Protein-mediated and mechanochemical coupling strategy for the discovery and regulation of solid forms of the active pharmaceutical ingredient, trelagliptin

Abstract

The solid-state form of an active pharmaceutical ingredient dictates its physicochemical behaviour and thus its clinical efficacy and safety. Achieving precise, green and scalable control strategy of solid-state form remains a central challenge in drug development. This study proposes a protein-mediated mechanochemical coupling strategy that employs human serum albumin (HSA), bovine serum albumin (BSA), or pepsin (PEP) to regulate the solid forms of trelagliptin. Using this strategy, novel polymorph and amorphous forms of trelagliptin with excellent properties were discovered. A variety of solid-state analyses confirmed their novelty and distinguished their structural characteristics.

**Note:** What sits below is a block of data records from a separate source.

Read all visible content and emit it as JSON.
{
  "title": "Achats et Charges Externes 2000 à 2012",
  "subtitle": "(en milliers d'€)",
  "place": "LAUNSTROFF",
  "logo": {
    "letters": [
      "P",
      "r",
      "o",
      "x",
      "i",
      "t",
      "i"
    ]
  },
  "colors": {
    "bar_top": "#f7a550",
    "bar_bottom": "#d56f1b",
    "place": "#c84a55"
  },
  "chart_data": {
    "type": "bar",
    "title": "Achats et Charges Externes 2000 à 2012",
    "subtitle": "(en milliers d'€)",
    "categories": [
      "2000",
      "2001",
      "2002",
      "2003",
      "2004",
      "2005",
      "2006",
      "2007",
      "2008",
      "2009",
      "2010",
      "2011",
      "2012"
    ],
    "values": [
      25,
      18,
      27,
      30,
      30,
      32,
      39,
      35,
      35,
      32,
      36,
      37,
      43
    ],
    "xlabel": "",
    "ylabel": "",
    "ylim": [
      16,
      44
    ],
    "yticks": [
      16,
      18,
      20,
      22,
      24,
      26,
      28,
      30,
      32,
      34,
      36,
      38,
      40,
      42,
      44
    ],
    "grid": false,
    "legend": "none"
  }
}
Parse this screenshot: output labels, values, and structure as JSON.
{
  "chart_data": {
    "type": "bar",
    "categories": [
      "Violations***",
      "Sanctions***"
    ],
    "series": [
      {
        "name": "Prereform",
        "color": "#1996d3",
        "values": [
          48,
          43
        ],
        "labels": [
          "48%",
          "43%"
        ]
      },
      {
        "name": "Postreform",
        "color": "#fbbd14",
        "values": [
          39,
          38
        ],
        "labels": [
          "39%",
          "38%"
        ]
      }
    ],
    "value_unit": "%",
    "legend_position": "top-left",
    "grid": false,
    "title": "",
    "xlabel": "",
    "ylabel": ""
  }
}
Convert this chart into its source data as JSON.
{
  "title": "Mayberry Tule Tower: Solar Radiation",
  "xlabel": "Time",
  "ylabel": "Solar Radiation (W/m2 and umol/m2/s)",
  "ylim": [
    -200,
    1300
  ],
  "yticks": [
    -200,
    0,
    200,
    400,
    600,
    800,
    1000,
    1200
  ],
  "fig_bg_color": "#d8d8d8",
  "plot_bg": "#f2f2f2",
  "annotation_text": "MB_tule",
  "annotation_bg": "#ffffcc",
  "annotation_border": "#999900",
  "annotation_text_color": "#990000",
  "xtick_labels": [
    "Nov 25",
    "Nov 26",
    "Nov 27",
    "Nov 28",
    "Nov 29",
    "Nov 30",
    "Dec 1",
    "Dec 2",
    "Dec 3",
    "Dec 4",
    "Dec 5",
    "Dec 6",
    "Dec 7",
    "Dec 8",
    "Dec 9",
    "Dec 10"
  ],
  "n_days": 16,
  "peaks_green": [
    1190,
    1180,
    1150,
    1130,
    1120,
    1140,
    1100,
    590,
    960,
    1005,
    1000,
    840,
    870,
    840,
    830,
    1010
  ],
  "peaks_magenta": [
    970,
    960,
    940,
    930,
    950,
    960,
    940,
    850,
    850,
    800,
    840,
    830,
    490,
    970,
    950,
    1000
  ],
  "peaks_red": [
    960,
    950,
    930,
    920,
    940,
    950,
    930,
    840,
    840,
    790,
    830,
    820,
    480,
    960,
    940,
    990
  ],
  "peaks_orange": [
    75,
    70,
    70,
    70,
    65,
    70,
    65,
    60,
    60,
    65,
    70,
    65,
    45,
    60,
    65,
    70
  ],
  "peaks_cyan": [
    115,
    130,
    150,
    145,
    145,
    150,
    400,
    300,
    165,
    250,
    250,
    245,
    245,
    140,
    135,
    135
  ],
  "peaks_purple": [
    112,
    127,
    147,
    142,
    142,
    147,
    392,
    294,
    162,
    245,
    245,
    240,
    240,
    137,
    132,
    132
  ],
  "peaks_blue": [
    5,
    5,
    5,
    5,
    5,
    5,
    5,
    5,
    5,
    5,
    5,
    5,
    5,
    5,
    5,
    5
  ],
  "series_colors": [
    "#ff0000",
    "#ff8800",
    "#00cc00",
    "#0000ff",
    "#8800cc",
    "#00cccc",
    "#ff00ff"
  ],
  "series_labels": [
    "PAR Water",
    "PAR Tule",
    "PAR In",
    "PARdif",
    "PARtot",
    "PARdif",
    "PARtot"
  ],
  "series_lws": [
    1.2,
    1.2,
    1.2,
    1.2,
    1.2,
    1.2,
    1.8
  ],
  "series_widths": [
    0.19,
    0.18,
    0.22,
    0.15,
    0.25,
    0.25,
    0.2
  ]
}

Laser-scanning confocal microscopy, molecular docking, and molecular dynamics simulation revealed that trelagliptin strongly binds to all three proteins mainly through hydrophobic contacts and hydrogen bonds. Differences in protein structure give rise to distinct binding modes for TRE. PEP preferentially docks onto the –CN/–C=O-rich crystal face; under shear it acts as a “molecular key” that collapses the parent lattice and templates nucleation of the new polymorph TRE-F. In original crystals, the –NH₂ group is engaged in every hydrogen bond of the lattice. When BSA or HSA intervenes, their surface residues competitively hydrogen-bond to the –NH₂ group, disrupting the lattice network of the original crystal and yielding an amorphous phase. This protein-mediated mechanochemical coupling strategy offers a green and readily scalable route for the discovery of drug polymorphs. This work highlights the pivotal role of intermolecular interactions in regulating drug crystal forms and expands the range of environmentally friendly crystal-regulation strategies in crystal engineering.